Greek rower (born 1992)

Aikaterini "Katerina" Nikolaidou (Αικατερίνη "Κατερίνα" Νικολαΐδου; born 22 October 1992) is a Greek rower. Nikolaidou represented Greece, along with Sofia Asoumanaki at the 2016 Summer Olympics in Rio de Janeiro, Brazil, finishing in the 4th place (double sculls). She also won a silver medal, in the lightweight single sculls at the 2013 World Rowing Championships and 2014 World Rowing Championships, and in the lightweight double sculls along with Sofia Asoumanaki at the 2015 World Rowing Championships. She won the gold medal in the lightweight single sculls at the 2014 European Champion and 2013 European Champion. She won the gold medal in the single sculls, at the 2018 Mediterranean Games in Tarragona, and at the 2013 Mediterranean Games in Mersin.

Before joining the Greek National Team of Rowing, she was a swimming athlete. In 2007 as a rower athlete member she joined Nautical Club of Katerini (NOKAT), in Katerini. Her father Yiannis Nikolaidis was a rower athlete.

In 2016, she was admitted to the School of Physical Education and Sports Science (TEFAA) of the Aristotle University of Thessaloniki. In 2021, she started studying at the private institute of vocational training IEK ALFA for the 2-year sports coaching programme.

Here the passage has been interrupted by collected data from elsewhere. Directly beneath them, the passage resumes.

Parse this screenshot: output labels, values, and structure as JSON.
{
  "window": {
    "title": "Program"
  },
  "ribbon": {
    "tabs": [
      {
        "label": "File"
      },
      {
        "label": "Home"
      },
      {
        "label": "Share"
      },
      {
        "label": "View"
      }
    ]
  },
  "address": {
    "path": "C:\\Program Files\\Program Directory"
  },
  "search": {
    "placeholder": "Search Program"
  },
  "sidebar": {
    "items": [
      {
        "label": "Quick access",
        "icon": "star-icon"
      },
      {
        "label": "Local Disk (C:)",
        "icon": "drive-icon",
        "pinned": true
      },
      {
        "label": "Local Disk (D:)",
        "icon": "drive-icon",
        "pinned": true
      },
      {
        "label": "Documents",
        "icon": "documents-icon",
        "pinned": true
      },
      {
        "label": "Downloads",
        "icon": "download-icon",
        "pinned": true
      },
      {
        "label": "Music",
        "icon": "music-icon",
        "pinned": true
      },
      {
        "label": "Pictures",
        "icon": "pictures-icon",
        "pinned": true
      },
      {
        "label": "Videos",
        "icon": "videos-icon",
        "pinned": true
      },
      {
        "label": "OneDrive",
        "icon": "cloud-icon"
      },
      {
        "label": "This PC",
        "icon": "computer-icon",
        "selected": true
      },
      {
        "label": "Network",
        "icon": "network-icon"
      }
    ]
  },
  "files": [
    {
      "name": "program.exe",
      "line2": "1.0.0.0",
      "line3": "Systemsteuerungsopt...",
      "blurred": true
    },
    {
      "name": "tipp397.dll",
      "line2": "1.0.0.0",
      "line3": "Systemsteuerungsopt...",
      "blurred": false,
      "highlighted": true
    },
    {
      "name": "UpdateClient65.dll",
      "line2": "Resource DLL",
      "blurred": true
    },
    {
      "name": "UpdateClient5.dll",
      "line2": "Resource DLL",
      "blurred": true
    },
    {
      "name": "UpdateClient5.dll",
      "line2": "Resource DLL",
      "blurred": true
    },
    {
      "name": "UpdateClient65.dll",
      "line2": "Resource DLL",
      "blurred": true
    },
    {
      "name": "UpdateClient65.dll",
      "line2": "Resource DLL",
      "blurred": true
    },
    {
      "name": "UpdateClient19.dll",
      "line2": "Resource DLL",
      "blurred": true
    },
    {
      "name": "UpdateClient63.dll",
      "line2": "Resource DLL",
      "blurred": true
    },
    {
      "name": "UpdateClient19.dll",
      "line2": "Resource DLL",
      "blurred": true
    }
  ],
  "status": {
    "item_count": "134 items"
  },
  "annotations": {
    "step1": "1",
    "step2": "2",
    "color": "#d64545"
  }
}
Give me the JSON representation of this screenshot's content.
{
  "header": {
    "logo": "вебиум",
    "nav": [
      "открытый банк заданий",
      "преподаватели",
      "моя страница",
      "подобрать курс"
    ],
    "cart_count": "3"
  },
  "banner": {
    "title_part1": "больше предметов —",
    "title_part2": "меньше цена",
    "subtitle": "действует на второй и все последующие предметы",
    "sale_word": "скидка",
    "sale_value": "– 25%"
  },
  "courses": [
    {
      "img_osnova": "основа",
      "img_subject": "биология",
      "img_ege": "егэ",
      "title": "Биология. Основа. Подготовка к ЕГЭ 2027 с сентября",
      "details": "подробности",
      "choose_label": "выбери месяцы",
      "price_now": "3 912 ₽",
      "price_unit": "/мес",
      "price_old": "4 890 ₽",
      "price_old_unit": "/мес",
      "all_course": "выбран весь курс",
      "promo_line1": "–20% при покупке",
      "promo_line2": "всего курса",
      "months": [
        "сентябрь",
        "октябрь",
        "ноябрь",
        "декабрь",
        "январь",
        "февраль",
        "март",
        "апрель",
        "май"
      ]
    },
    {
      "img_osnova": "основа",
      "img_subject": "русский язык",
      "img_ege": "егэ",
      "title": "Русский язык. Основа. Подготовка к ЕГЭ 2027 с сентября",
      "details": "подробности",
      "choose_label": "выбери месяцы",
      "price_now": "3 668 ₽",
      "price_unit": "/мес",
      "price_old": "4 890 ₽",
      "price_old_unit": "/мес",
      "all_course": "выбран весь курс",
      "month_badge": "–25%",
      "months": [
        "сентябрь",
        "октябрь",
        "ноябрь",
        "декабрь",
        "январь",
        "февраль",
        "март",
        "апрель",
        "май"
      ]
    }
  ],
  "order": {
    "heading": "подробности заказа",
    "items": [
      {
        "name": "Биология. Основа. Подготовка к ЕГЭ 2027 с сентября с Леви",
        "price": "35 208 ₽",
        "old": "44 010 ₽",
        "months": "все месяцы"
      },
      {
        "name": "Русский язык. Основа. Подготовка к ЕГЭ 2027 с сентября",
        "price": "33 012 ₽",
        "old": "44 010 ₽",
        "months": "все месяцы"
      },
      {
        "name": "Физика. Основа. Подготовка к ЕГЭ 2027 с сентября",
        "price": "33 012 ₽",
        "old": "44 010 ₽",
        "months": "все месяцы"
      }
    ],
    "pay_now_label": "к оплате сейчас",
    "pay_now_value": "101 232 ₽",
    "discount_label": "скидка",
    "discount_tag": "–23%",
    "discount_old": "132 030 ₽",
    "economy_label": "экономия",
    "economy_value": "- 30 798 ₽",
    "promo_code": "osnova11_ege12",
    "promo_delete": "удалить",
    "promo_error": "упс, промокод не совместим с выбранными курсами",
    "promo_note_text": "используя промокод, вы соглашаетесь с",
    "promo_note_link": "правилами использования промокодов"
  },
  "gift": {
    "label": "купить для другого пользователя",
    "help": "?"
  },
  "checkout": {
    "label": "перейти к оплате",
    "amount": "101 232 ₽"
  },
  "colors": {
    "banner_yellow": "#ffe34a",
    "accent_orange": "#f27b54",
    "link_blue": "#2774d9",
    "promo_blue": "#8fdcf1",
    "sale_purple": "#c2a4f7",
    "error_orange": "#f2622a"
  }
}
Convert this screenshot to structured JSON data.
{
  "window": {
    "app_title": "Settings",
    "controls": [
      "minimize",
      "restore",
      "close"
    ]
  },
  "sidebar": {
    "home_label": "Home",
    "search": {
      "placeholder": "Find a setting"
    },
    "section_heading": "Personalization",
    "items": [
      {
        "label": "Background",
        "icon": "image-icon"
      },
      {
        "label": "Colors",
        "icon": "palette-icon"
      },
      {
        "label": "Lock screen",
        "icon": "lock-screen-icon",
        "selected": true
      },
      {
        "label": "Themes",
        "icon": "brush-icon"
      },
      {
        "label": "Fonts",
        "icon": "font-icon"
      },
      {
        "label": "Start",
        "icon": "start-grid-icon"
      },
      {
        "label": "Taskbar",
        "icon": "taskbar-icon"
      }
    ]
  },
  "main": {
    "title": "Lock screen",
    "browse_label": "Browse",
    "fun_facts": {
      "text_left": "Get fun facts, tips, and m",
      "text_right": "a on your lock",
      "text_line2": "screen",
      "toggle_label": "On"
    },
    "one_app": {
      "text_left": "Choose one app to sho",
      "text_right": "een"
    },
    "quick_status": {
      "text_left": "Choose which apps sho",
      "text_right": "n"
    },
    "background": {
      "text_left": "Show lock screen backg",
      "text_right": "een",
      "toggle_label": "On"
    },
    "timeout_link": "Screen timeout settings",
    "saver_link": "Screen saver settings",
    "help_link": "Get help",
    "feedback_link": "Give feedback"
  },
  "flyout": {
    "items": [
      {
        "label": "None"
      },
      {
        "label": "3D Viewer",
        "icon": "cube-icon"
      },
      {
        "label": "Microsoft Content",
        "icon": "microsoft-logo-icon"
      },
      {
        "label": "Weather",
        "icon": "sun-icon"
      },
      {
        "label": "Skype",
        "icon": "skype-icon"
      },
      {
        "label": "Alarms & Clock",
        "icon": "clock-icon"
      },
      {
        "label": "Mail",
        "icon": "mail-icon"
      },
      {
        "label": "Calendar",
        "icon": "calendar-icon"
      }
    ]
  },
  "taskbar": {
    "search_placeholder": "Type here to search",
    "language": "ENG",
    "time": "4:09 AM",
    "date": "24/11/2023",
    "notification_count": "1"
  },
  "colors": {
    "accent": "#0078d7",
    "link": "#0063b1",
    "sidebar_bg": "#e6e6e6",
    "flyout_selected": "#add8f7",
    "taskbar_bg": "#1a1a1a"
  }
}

Katerina Nikolaidou was awarded the Best (Top) Greek Female Athlete Award for 2014 on 15 December 2014, the Best (Top) Greek Female Athlete Award for 2013 on 16 December 2013, which they from the Panhellenic Association of Sports Journalists (PSAT) at its annual awards event PSAT Sports Awards took place in the Melina Mercouri Hall of the Peace and Friendship Stadium in Piraeus.

==Personal life==

She married in 19 February 2023 in Katerini.